How thick is the bacon?

How did you determine the amount of cure to use?

If you used the proper amount of cure #1 or TQ, then I wouldn't worry.

Most of us use this calculator to determine the correct amounts of salt, sugar, & cure #1.

http://diggingdogfarm.com/page2.html

I put my bacon in vac bags for curing & sometimes there is not much liquid in the bag.

Just remember to flip them & massage them daily.

Al


----------



## atomicsmoke (Nov 29, 2016)

I wouldn't be concerned about the amount of liquid.


----------



## atomicsmoke (Nov 29, 2016)

You mentioned 10 days...is this a whole butt? 10 days might be on the short side.


----------



## zarkon6969 (Nov 29, 2016)

I used the bacon buckboard boxed stuff from cabellas. it had directions for weighing the pork belly and how much to use.

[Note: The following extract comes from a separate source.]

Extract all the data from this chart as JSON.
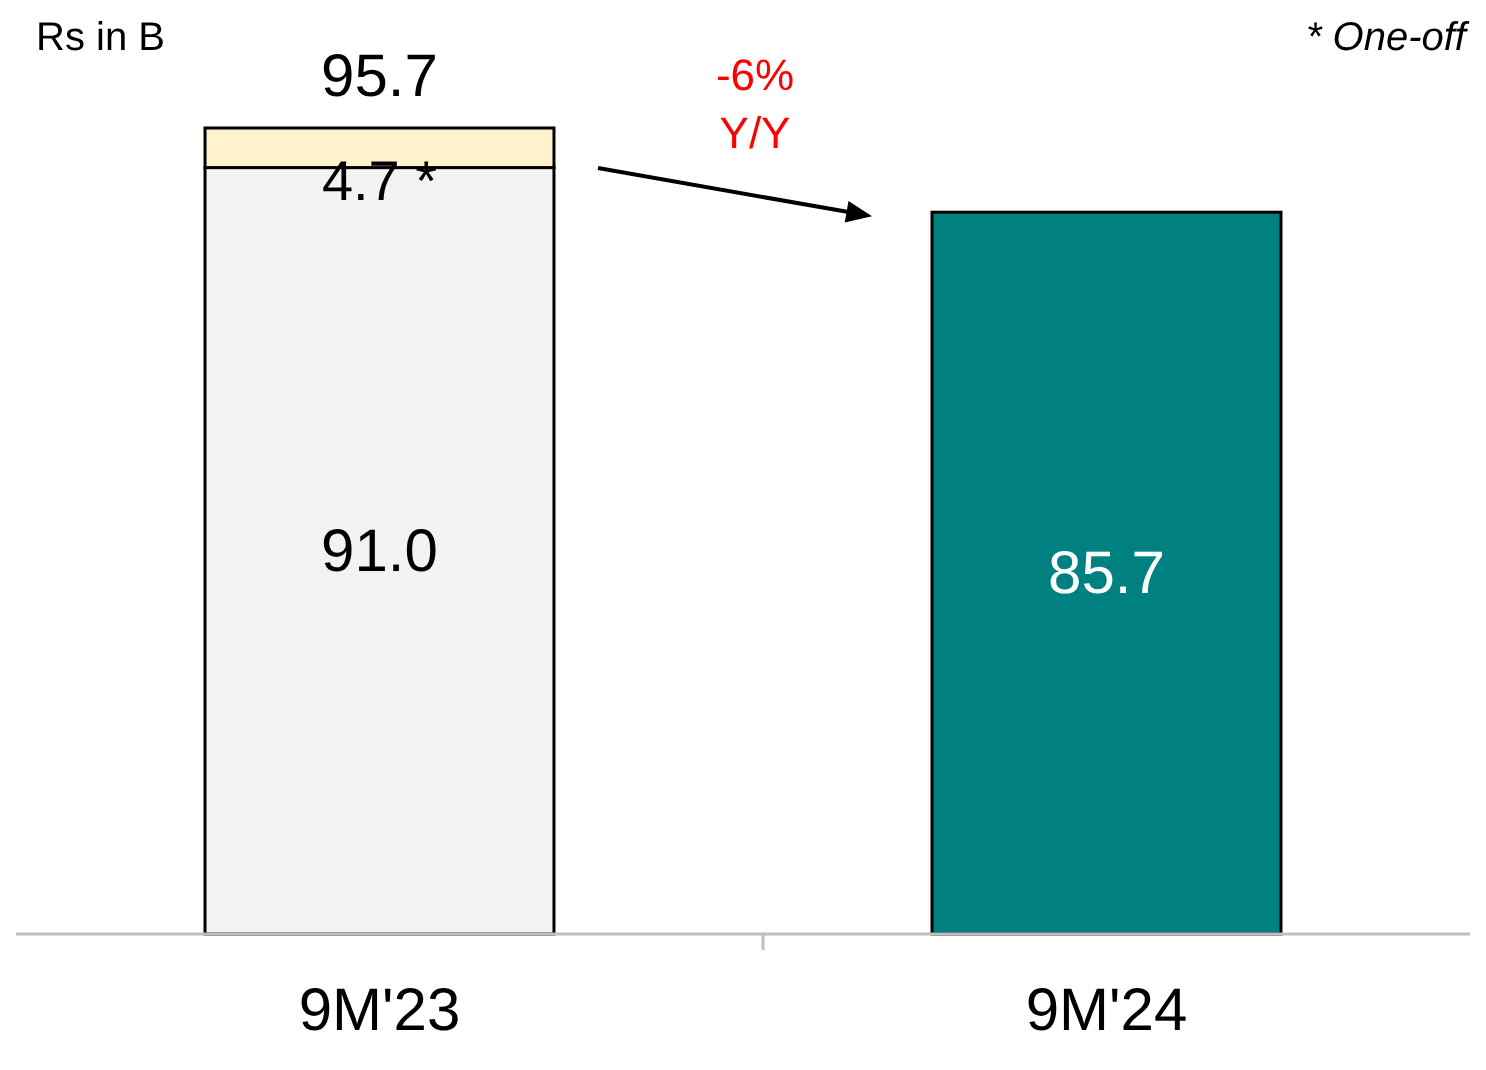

I followed the directions so should be the right amount. the amount of liquid doesn't bother me as much as the pork belly doesn't seem to be firming up the way it did last time. from what I understand its how firm it ends up is it bad to put more salt on it? if not I will give it another day and am going to try it

thanks again all


----------



## atomicsmoke (Nov 29, 2016)

Got it now. You are curing pork belly with backboard cure. I don't have experience with that cure, but when curing with cure#1 I don't go by how the meat firms up.


----------



## dirtsailor2003 (Nov 29, 2016)

If you used the proper amount of your packages cure, and whatever is in it per the instructions that came with it you will be fine. I wouldn't add anymore salt. 

As mentioned above I wouldn't go by how it firms up. Every hunk of meat is different. 

I would also recommend using the calculator Al mentions. It gives you more freedom to experiment with flavors, and the process. It is what I use and I do some things that make the bacon better. After curing I let the meat sit uncovered for 5 days prior to smoking. Then I cold Smoke for 6-8 hours per day for three to four days resting over night in the fridge between smokes. Total smoke between 18-24 hours. After that I rest again for 5-7 days before packaging for the freezer. 

I can't recommend you do this with yours as we don't know what is in your store bought cure. If using store bought cures like that you need to follow their directions. 

I can say that the method I use above makes some damn fine bacon. Perfect texture and great taste.


----------